Это становится яснее, когда мы помним, что это в равной степени верно и в ментальной науке. Нет одной логики для мужчин и другой для женщин; отдельного силлогизма, отдельной индукции: как только мы начинаем формулировать интеллектуальные принципы, в этот момент мы выходим за пределы пола. Мы имеем дело тогда с абсолютной истиной. Если наблюдение неверно, если процесс рассуждения плох, не имеет значения, кто его выдвигает. Любой список ментальных процессов, любая инвентаризация содержимого ума были бы идентичны, насколько это касается пола, независимо от того, составлены ли они женщиной или мужчиной. Эти вещи, как кровообращение или пищеварение, ясно принадлежат к общей почве. Лондонский «Spectator» недавно хорошо сказал:—
«В конце концов, знание есть знание; и нет более специфически женского способа правильно описать происхождение движения лоллардов или характер поэзии Спенсера, чем нет специфически женского способа решения квадратного уравнения или доказательства сорок седьмой теоремы первой книги Евклида».
Все, что мы можем сказать в дополнение к этому, — это то, что, в конце концов, существует основание для довольно расплывчатого пункта о «мужественности» и «женственности» в этих школьных списках обязанностей. Разница есть, в конечном счете; но это нечто, ускользающее от анализа, подобно различному аромату двух цветов одного рода и даже одного вида. Метод мышления должен быть по существу одинаковым у обоих полов; и все же средняя женщина добавит больше оттенка того, что мы называем инстинктом, в свое ментальное действие, а средний мужчина — нечто большее от того, что мы называем логикой. Уиппл говорит нам, что ни один мужчина не угадал сюжет «Больших ожиданий» Диккенса, в то время как многие женщины угадали; и это, безусловно, указывает на некоторую среднюю разницу в качестве или методе. Так, средние мнения ста женщин по какому-либо вопросу этики могли бы очень вероятно отличаться от среднего мнения ста мужчин, в то время как остается верным, что «добродетели мужчины и женщины одни и те же».

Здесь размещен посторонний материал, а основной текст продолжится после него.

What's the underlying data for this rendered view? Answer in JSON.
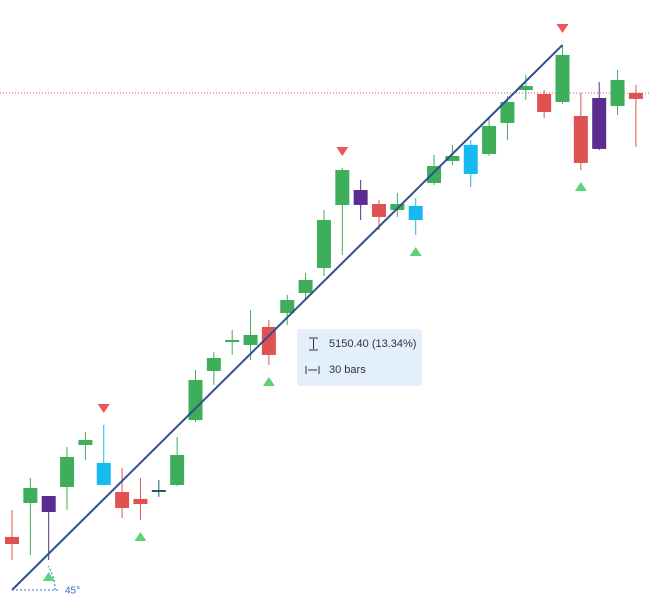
{
  "chart_data": {
    "type": "candlestick",
    "ylim": [
      38486,
      44205
    ],
    "open": [
      39104,
      39427,
      39493,
      39579,
      39978,
      39807,
      39531,
      39465,
      39550,
      39598,
      40215,
      40681,
      40956,
      40928,
      41099,
      41232,
      41422,
      41659,
      42258,
      42400,
      42267,
      42210,
      42248,
      42467,
      42676,
      42552,
      42742,
      43037,
      43350,
      43312,
      43236,
      43103,
      43274,
      43198,
      43322
    ],
    "high": [
      39360,
      39664,
      39493,
      39959,
      40101,
      40168,
      39759,
      39664,
      39645,
      40054,
      40690,
      40861,
      41070,
      41260,
      41165,
      41403,
      41612,
      42210,
      42609,
      42495,
      42305,
      42372,
      42324,
      42733,
      42828,
      42875,
      43094,
      43293,
      43493,
      43350,
      43778,
      43322,
      43426,
      43540,
      43398
    ],
    "low": [
      38885,
      38933,
      38885,
      39360,
      39835,
      39598,
      39284,
      39265,
      39484,
      39588,
      40196,
      40548,
      40833,
      40785,
      40738,
      41118,
      41355,
      41583,
      41783,
      42115,
      42020,
      42144,
      41973,
      42448,
      42638,
      42429,
      42723,
      42875,
      43255,
      43084,
      43217,
      42590,
      42780,
      43113,
      42809
    ],
    "close": [
      39037,
      39569,
      39341,
      39864,
      40025,
      39598,
      39379,
      39417,
      39531,
      39883,
      40595,
      40804,
      40975,
      41023,
      40833,
      41355,
      41545,
      42115,
      42590,
      42258,
      42144,
      42267,
      42115,
      42628,
      42723,
      42828,
      43008,
      43236,
      43388,
      43141,
      43683,
      42657,
      42790,
      43445,
      43265
    ],
    "colors": [
      "#e05252",
      "#3fae5a",
      "#5c2d91",
      "#3fae5a",
      "#3fae5a",
      "#16b9f0",
      "#e05252",
      "#e05252",
      "#1d5b73",
      "#3fae5a",
      "#3fae5a",
      "#3fae5a",
      "#3fae5a",
      "#3fae5a",
      "#e05252",
      "#3fae5a",
      "#3fae5a",
      "#3fae5a",
      "#3fae5a",
      "#5c2d91",
      "#e05252",
      "#3fae5a",
      "#16b9f0",
      "#3fae5a",
      "#3fae5a",
      "#16b9f0",
      "#3fae5a",
      "#3fae5a",
      "#3fae5a",
      "#e05252",
      "#3fae5a",
      "#e05252",
      "#5c2d91",
      "#3fae5a",
      "#e05252"
    ],
    "signals_up": [
      2,
      7,
      14,
      22,
      31
    ],
    "signals_down": [
      5,
      18,
      30
    ],
    "last_price_line": 43322,
    "trend_line": {
      "from": [
        0,
        38600
      ],
      "to": [
        30,
        43778
      ],
      "color": "#2f4f8f"
    },
    "angle_label": "45°",
    "measure": {
      "change": "5150.40 (13.34%)",
      "bars": "30 bars"
    }
  }
}
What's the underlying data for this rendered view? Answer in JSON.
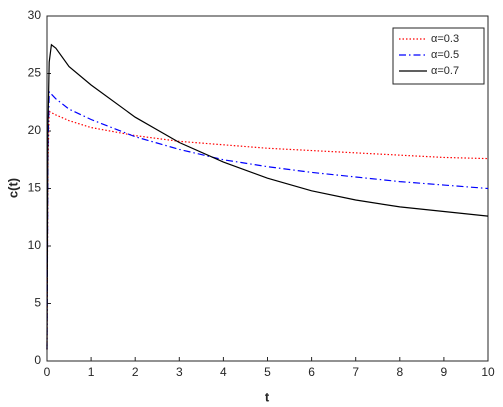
{
  "chart_data": {
    "type": "line",
    "xlabel": "t",
    "ylabel": "c(t)",
    "x": [
      0,
      0.02,
      0.05,
      0.1,
      0.2,
      0.5,
      1,
      2,
      3,
      4,
      5,
      6,
      7,
      8,
      9,
      10
    ],
    "series": [
      {
        "name": "α=0.3",
        "color": "#ff0000",
        "linestyle": "dotted",
        "values": [
          1,
          17,
          21.7,
          21.6,
          21.4,
          20.9,
          20.3,
          19.6,
          19.1,
          18.8,
          18.5,
          18.3,
          18.1,
          17.9,
          17.7,
          17.6
        ]
      },
      {
        "name": "α=0.5",
        "color": "#0000ff",
        "linestyle": "dashdot",
        "values": [
          1,
          18,
          23.4,
          23.2,
          22.8,
          21.9,
          21,
          19.5,
          18.4,
          17.5,
          16.9,
          16.4,
          16,
          15.6,
          15.3,
          15.0
        ]
      },
      {
        "name": "α=0.7",
        "color": "#000000",
        "linestyle": "solid",
        "values": [
          1,
          20,
          26,
          27.5,
          27.2,
          25.6,
          24,
          21.2,
          19,
          17.3,
          15.9,
          14.8,
          14.0,
          13.4,
          13.0,
          12.6
        ]
      }
    ],
    "xlim": [
      0,
      10
    ],
    "xticks": [
      0,
      1,
      2,
      3,
      4,
      5,
      6,
      7,
      8,
      9,
      10
    ],
    "ylim": [
      0,
      30
    ],
    "yticks": [
      0,
      5,
      10,
      15,
      20,
      25,
      30
    ],
    "grid": false,
    "legend_position": "upper-right"
  }
}
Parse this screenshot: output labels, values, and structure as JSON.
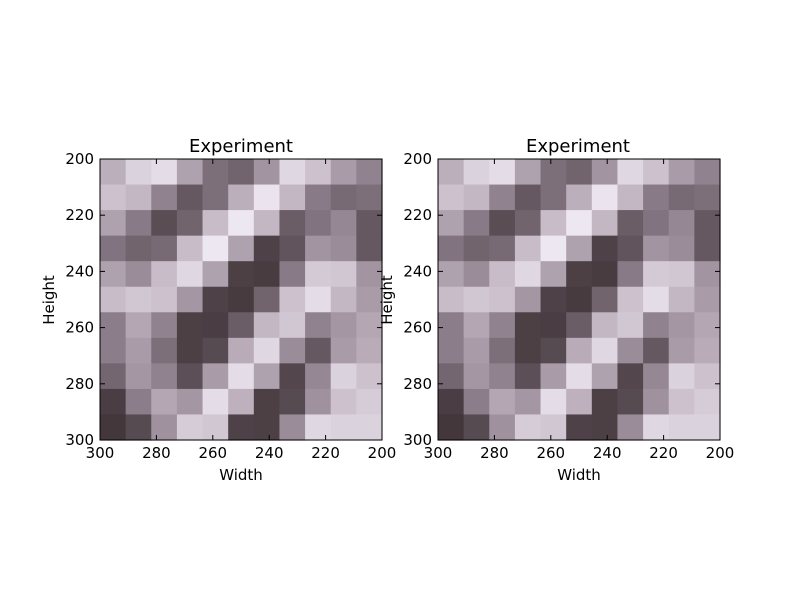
{
  "chart_data": [
    {
      "type": "heatmap",
      "title": "Experiment",
      "xlabel": "Width",
      "ylabel": "Height",
      "xlim": [
        300,
        200
      ],
      "ylim": [
        300,
        200
      ],
      "xticks": [
        300,
        280,
        260,
        240,
        220,
        200
      ],
      "yticks": [
        200,
        220,
        240,
        260,
        280,
        300
      ],
      "colormap": "bone_pink",
      "grid": [
        [
          0.75,
          0.88,
          0.92,
          0.7,
          0.5,
          0.45,
          0.65,
          0.9,
          0.82,
          0.68,
          0.58
        ],
        [
          0.82,
          0.78,
          0.58,
          0.4,
          0.5,
          0.75,
          0.95,
          0.78,
          0.55,
          0.48,
          0.5
        ],
        [
          0.7,
          0.55,
          0.35,
          0.45,
          0.8,
          0.96,
          0.78,
          0.42,
          0.52,
          0.6,
          0.4
        ],
        [
          0.52,
          0.45,
          0.48,
          0.8,
          0.96,
          0.7,
          0.3,
          0.38,
          0.65,
          0.62,
          0.4
        ],
        [
          0.7,
          0.62,
          0.8,
          0.9,
          0.7,
          0.28,
          0.25,
          0.55,
          0.85,
          0.84,
          0.65
        ],
        [
          0.8,
          0.84,
          0.82,
          0.66,
          0.3,
          0.24,
          0.45,
          0.82,
          0.92,
          0.78,
          0.68
        ],
        [
          0.56,
          0.72,
          0.58,
          0.28,
          0.26,
          0.42,
          0.78,
          0.84,
          0.58,
          0.66,
          0.72
        ],
        [
          0.56,
          0.68,
          0.5,
          0.28,
          0.34,
          0.74,
          0.9,
          0.62,
          0.4,
          0.68,
          0.74
        ],
        [
          0.46,
          0.66,
          0.58,
          0.36,
          0.68,
          0.92,
          0.7,
          0.32,
          0.6,
          0.88,
          0.82
        ],
        [
          0.26,
          0.56,
          0.72,
          0.66,
          0.92,
          0.76,
          0.28,
          0.34,
          0.64,
          0.82,
          0.86
        ],
        [
          0.2,
          0.34,
          0.64,
          0.86,
          0.84,
          0.3,
          0.28,
          0.62,
          0.9,
          0.88,
          0.88
        ]
      ]
    },
    {
      "type": "heatmap",
      "title": "Experiment",
      "xlabel": "Width",
      "ylabel": "Height",
      "xlim": [
        300,
        200
      ],
      "ylim": [
        300,
        200
      ],
      "xticks": [
        300,
        280,
        260,
        240,
        220,
        200
      ],
      "yticks": [
        200,
        220,
        240,
        260,
        280,
        300
      ],
      "colormap": "bone_pink",
      "grid": [
        [
          0.75,
          0.88,
          0.92,
          0.7,
          0.5,
          0.45,
          0.65,
          0.9,
          0.82,
          0.68,
          0.58
        ],
        [
          0.82,
          0.78,
          0.58,
          0.4,
          0.5,
          0.75,
          0.95,
          0.78,
          0.55,
          0.48,
          0.5
        ],
        [
          0.7,
          0.55,
          0.35,
          0.45,
          0.8,
          0.96,
          0.78,
          0.42,
          0.52,
          0.6,
          0.4
        ],
        [
          0.52,
          0.45,
          0.48,
          0.8,
          0.96,
          0.7,
          0.3,
          0.38,
          0.65,
          0.62,
          0.4
        ],
        [
          0.7,
          0.62,
          0.8,
          0.9,
          0.7,
          0.28,
          0.25,
          0.55,
          0.85,
          0.84,
          0.65
        ],
        [
          0.8,
          0.84,
          0.82,
          0.66,
          0.3,
          0.24,
          0.45,
          0.82,
          0.92,
          0.78,
          0.68
        ],
        [
          0.56,
          0.72,
          0.58,
          0.28,
          0.26,
          0.42,
          0.78,
          0.84,
          0.58,
          0.66,
          0.72
        ],
        [
          0.56,
          0.68,
          0.5,
          0.28,
          0.34,
          0.74,
          0.9,
          0.62,
          0.4,
          0.68,
          0.74
        ],
        [
          0.46,
          0.66,
          0.58,
          0.36,
          0.68,
          0.92,
          0.7,
          0.32,
          0.6,
          0.88,
          0.82
        ],
        [
          0.26,
          0.56,
          0.72,
          0.66,
          0.92,
          0.76,
          0.28,
          0.34,
          0.64,
          0.82,
          0.86
        ],
        [
          0.2,
          0.34,
          0.64,
          0.86,
          0.84,
          0.3,
          0.28,
          0.62,
          0.9,
          0.88,
          0.88
        ]
      ]
    }
  ]
}
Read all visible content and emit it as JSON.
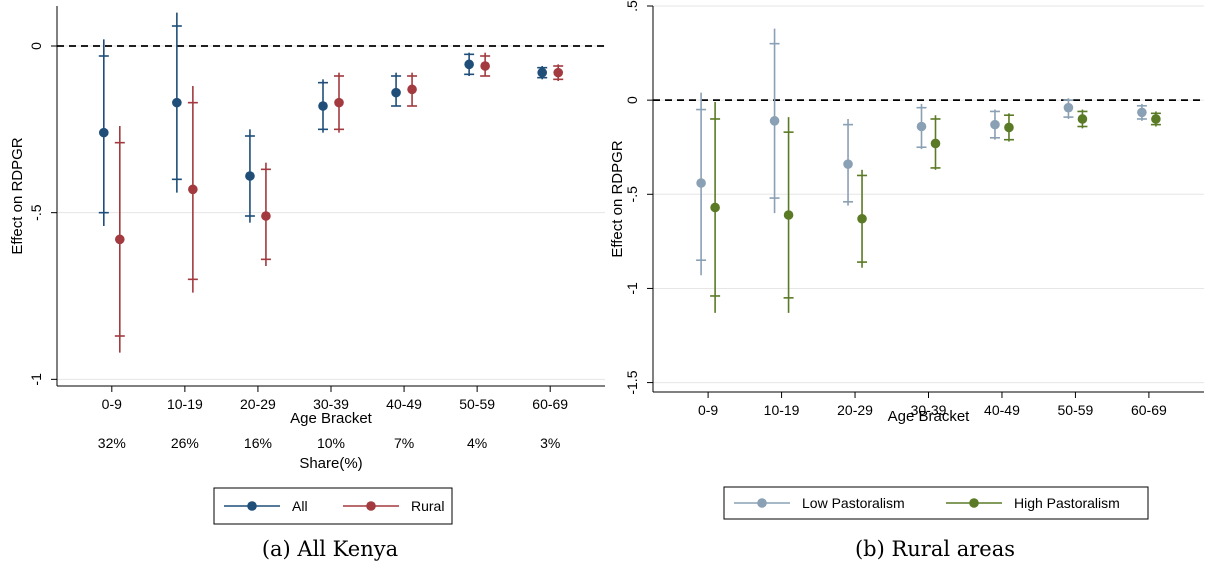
{
  "chart_data": [
    {
      "type": "scatter",
      "caption": "(a) All Kenya",
      "xlabel": "Age Bracket",
      "ylabel": "Effect on RDPGR",
      "categories": [
        "0-9",
        "10-19",
        "20-29",
        "30-39",
        "40-49",
        "50-59",
        "60-69"
      ],
      "shares_label": "Share(%)",
      "shares": [
        "32%",
        "26%",
        "16%",
        "10%",
        "7%",
        "4%",
        "3%"
      ],
      "ylim": [
        -1.02,
        0.12
      ],
      "yticks": [
        0,
        -0.5,
        -1
      ],
      "ytick_labels": [
        "0",
        "-.5",
        "-1"
      ],
      "reference_line": 0,
      "grid": true,
      "legend_position": "bottom-center",
      "series": [
        {
          "name": "All",
          "color": "#1f4e79",
          "points": [
            -0.26,
            -0.17,
            -0.39,
            -0.18,
            -0.14,
            -0.055,
            -0.08
          ],
          "ci90": [
            [
              -0.5,
              -0.03
            ],
            [
              -0.4,
              0.06
            ],
            [
              -0.51,
              -0.27
            ],
            [
              -0.25,
              -0.11
            ],
            [
              -0.18,
              -0.09
            ],
            [
              -0.085,
              -0.025
            ],
            [
              -0.095,
              -0.065
            ]
          ],
          "ci95": [
            [
              -0.54,
              0.02
            ],
            [
              -0.44,
              0.1
            ],
            [
              -0.53,
              -0.25
            ],
            [
              -0.26,
              -0.1
            ],
            [
              -0.18,
              -0.08
            ],
            [
              -0.09,
              -0.02
            ],
            [
              -0.1,
              -0.06
            ]
          ]
        },
        {
          "name": "Rural",
          "color": "#a23a3f",
          "points": [
            -0.58,
            -0.43,
            -0.51,
            -0.17,
            -0.13,
            -0.06,
            -0.08
          ],
          "ci90": [
            [
              -0.87,
              -0.29
            ],
            [
              -0.7,
              -0.17
            ],
            [
              -0.64,
              -0.37
            ],
            [
              -0.25,
              -0.09
            ],
            [
              -0.18,
              -0.09
            ],
            [
              -0.09,
              -0.03
            ],
            [
              -0.1,
              -0.06
            ]
          ],
          "ci95": [
            [
              -0.92,
              -0.24
            ],
            [
              -0.74,
              -0.12
            ],
            [
              -0.66,
              -0.35
            ],
            [
              -0.26,
              -0.08
            ],
            [
              -0.18,
              -0.08
            ],
            [
              -0.09,
              -0.02
            ],
            [
              -0.105,
              -0.055
            ]
          ]
        }
      ]
    },
    {
      "type": "scatter",
      "caption": "(b) Rural areas",
      "xlabel": "Age Bracket",
      "ylabel": "Effect on RDPGR",
      "categories": [
        "0-9",
        "10-19",
        "20-29",
        "30-39",
        "40-49",
        "50-59",
        "60-69"
      ],
      "ylim": [
        -1.55,
        0.5
      ],
      "yticks": [
        0.5,
        0,
        -0.5,
        -1,
        -1.5
      ],
      "ytick_labels": [
        ".5",
        "0",
        "-.5",
        "-1",
        "-1.5"
      ],
      "reference_line": 0,
      "grid": true,
      "legend_position": "bottom-center",
      "series": [
        {
          "name": "Low Pastoralism",
          "color": "#8aa0b4",
          "points": [
            -0.44,
            -0.11,
            -0.34,
            -0.14,
            -0.13,
            -0.04,
            -0.065
          ],
          "ci90": [
            [
              -0.85,
              -0.05
            ],
            [
              -0.52,
              0.3
            ],
            [
              -0.54,
              -0.13
            ],
            [
              -0.25,
              -0.04
            ],
            [
              -0.2,
              -0.06
            ],
            [
              -0.09,
              0.0
            ],
            [
              -0.1,
              -0.03
            ]
          ],
          "ci95": [
            [
              -0.93,
              0.04
            ],
            [
              -0.6,
              0.38
            ],
            [
              -0.56,
              -0.1
            ],
            [
              -0.26,
              -0.02
            ],
            [
              -0.21,
              -0.05
            ],
            [
              -0.1,
              0.01
            ],
            [
              -0.11,
              -0.02
            ]
          ]
        },
        {
          "name": "High Pastoralism",
          "color": "#5a7a26",
          "points": [
            -0.57,
            -0.61,
            -0.63,
            -0.23,
            -0.145,
            -0.1,
            -0.1
          ],
          "ci90": [
            [
              -1.04,
              -0.1
            ],
            [
              -1.05,
              -0.17
            ],
            [
              -0.86,
              -0.4
            ],
            [
              -0.36,
              -0.1
            ],
            [
              -0.21,
              -0.08
            ],
            [
              -0.14,
              -0.06
            ],
            [
              -0.13,
              -0.07
            ]
          ],
          "ci95": [
            [
              -1.13,
              -0.01
            ],
            [
              -1.13,
              -0.09
            ],
            [
              -0.89,
              -0.37
            ],
            [
              -0.37,
              -0.08
            ],
            [
              -0.22,
              -0.07
            ],
            [
              -0.15,
              -0.05
            ],
            [
              -0.14,
              -0.06
            ]
          ]
        }
      ]
    }
  ]
}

XV. ИНДИВИДУАЛЬНЫЕ РАЗЛИЧИЯ.
Блэкберн в своей занимательной книге «Художники и арабы» проводит контраст между картиной Фрита «День Дерби» и «Конной ярмаркой» Розы Бонер: «первая радует глаз своей ловкостью и миловидностью, вторая впечатляет зрителя своей силой и правдивым отображением жизни животных. Разница между двумя художниками, вероятно, больше в образовании, чем в природных дарованиях. Но в то время как стиль первого привит на моде, второй основан на скале — результат пристального изучения природы, облагороженного классическим чувством и памятью, может быть, о фризах Парфенона».